Become an Observer

Jun 16, 2013

       Instead of identifying with all that you think and feel, try this: step back slightly from your own inner experience of your mind and self and see your own thinking from the point of view of an observer. Try to hold what your mind offers you with less attachment. Instead of “I am afraid,” think “Oh, there is fear here.” Instead of “I am angry,” think “Oh, there is anger arising somewhere in this whole system that is me. What is causing this anger to arise.” Instead of “I am anxious about ____,” think “oh, anxiety, my old friend, you are back again.” As we step back from our minds, from what is happening there, we find a spaciousness that doesn’t exist when we identify with what the mind offers. Normally when I think “I am afraid,” the emotion of fear arises and we lose our ability to be rational and at peace because our thought has joined with the accompanying emotion; we are lost to maybe hours or days of time being consumed by this conjunction of thought and emotion.

Jim Carrey in a one-minute video on You Tube commenting on Eckhart Tolle’s A New Earth says that he can spend several hours of his day creating scenarios in his mind about a situation:  if he says this, then I will reply _____, over and over again. If we identify with the mind’s repetitive offerings, we are living in the past or the future, not in the present. We waste time when we are not in the present, because the present moment is the only one we can affect.

       Holding things lightly means not identifying with these states, but only naming them. Naming is a way of recognizing the states of mind, but not being driven by them. We’ve stepped back, we’re noticing, we’ve created a bit of space between us and what the mind offers us, we named what we notice about ourselves, but we don’t identify with it. When we name our states of mind and maintain even a little bit of distance from them, the fear or the anger finds no place to land, so to speak, and evaporates after a bit of time. If we don’t welcome the fear or anger that comes with the repetitive tapes that run in our minds, it will move on. If we don’t attach to it, become the state it proposes, then the old scenario goes away. I’ve seen it happen within 15 minutes. It’s a powerful thing to experience how we can affect our own moods. It’s not a matter of controlling, but of freeing them. Without an anchor or attachment in us they can evaporate. It is a matter of being moored: do we want to spend time today ruminating over this old scenario from our mind or do we want to be more present, more creative with our time? Which will it be: anchored in the past or future or free to move about?

       Jesus taught this principle two millennia ago: in Matthew 16:25 “whoever wants to save their life, will lose it, but whoever loses their life for me will find it.” [NIV] The more we cling to our own version of reality, the less we are able to live in truth. It’s all about what we identify with. If we identify with the small self, the way we’ve always thought about things, the more we live in the past: our version of the truth, our expectations, our assumptions, even our own lives. What we let loose, surrender, let go of will be given back to us much more fully.
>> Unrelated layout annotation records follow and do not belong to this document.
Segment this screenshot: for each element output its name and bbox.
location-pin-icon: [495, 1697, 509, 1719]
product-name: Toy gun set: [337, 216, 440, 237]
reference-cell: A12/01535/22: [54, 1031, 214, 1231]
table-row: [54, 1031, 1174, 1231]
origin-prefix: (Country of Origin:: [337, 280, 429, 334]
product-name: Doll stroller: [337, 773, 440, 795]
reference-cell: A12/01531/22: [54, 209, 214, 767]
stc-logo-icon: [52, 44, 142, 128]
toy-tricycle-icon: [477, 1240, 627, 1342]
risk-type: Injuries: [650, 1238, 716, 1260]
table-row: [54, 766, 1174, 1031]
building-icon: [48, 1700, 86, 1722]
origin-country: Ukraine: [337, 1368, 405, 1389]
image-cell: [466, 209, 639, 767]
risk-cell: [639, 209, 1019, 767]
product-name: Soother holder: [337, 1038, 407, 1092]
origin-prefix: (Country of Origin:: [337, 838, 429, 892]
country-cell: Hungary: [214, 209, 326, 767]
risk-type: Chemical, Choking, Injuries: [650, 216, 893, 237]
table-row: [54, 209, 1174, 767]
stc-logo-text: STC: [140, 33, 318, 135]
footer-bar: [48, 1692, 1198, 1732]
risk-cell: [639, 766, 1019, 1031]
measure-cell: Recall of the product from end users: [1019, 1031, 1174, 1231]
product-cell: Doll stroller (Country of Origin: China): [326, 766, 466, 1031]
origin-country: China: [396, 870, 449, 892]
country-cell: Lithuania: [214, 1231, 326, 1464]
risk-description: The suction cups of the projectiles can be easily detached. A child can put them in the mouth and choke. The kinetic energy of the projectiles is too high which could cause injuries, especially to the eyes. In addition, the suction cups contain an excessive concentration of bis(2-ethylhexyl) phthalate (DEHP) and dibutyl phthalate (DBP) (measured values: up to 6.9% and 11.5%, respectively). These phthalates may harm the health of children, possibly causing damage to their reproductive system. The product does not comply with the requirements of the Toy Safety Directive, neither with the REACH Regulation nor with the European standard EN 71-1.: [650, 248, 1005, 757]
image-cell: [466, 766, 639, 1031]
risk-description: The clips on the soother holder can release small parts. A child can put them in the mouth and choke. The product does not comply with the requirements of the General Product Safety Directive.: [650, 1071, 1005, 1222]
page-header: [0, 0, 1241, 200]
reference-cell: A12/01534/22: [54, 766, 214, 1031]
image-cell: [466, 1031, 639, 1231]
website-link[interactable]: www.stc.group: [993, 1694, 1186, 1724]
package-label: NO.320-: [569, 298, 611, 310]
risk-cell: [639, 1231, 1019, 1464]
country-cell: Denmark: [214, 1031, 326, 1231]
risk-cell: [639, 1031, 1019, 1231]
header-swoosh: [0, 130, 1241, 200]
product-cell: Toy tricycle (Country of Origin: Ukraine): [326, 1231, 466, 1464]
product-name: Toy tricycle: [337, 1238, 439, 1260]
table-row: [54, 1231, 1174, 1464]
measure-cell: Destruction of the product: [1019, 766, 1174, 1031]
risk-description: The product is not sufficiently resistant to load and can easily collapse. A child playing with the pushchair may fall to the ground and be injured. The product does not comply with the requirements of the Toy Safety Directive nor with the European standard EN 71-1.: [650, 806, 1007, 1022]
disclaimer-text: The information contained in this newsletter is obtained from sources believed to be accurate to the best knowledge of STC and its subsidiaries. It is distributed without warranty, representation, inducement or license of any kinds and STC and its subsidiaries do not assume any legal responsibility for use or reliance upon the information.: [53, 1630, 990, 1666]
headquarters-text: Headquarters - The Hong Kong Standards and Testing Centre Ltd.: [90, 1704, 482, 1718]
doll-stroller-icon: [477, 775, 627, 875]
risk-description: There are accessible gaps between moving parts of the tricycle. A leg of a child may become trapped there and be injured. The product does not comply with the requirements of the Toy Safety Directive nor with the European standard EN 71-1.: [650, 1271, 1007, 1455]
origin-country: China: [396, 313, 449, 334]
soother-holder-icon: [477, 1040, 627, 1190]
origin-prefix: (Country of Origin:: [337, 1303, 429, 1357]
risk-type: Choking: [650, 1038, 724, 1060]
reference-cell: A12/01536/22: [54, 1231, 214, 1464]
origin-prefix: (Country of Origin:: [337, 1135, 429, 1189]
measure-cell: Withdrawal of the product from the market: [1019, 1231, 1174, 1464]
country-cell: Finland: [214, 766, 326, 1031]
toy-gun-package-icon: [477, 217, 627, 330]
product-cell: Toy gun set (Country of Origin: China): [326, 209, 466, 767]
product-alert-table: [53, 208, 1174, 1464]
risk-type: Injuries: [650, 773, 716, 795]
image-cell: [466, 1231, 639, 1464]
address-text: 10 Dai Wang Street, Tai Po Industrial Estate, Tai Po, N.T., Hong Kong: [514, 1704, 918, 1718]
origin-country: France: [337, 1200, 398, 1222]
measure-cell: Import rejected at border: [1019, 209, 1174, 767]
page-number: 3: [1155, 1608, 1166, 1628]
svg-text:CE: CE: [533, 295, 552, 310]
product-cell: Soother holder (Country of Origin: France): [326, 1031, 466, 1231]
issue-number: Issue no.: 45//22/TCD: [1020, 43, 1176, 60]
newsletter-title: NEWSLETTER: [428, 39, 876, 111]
If we will allow God to transform our thinking so that we think much more like he does, then we are living in the truth, not just our version of it.

       Here’s an illustration of how this works: we form ideas about our parents based on our needs as we are growing up. If our mother, for example, doesn’t provide what we needed during our childhood, we form opinions about her based on how she failed to meet our needs. We don’t see her as a whole person, brought up in difficult circumstances perhaps, but only from our own perspective. We hold onto our own opinions about her sometimes for a whole lifetime. At some point, maybe after we’ve discovered our own limitations as a parent, we begin to look at her differently, we begin to forgive her for not meeting our needs and see her as someone who suffered as well, someone who may need our forgiveness, someone who did the best that she could, given the circumstances of her life.

       When we’ve gotten to this stage of forgiveness, the way we’ve thought about her for years slowly slips away. It no longer fits the picture we hold of her; we’ve let go of our childhood perspective and see her from a broader perspective. We’ve gone from a “knee-jerk” reaction to her based on past experience to a more loving stance based on seeing her more realistically. We’ve gone from being attached to a certain way of looking at her to a more embracing way. We have gained some freedom from the past way of thinking; she has gained from our releasing the judgment.

       Just because you think or feel something doesn’t mean that it is true. But the more attached we are to some opinion or our own version of what happened, the less likely we are to live in the truth. So observe what your mind offers up, step back from it: can you see the source of that opinion? Would you feel the same way if it happened today? Do you have any freedom from your thinking or are you driven by how you think about things? Would you be open to changing your mind and how you normally deal with things? The freedom Jesus offers us is grounded in the truth, the whole truth, not just our version of it. Are you ready to embrace the whole truth?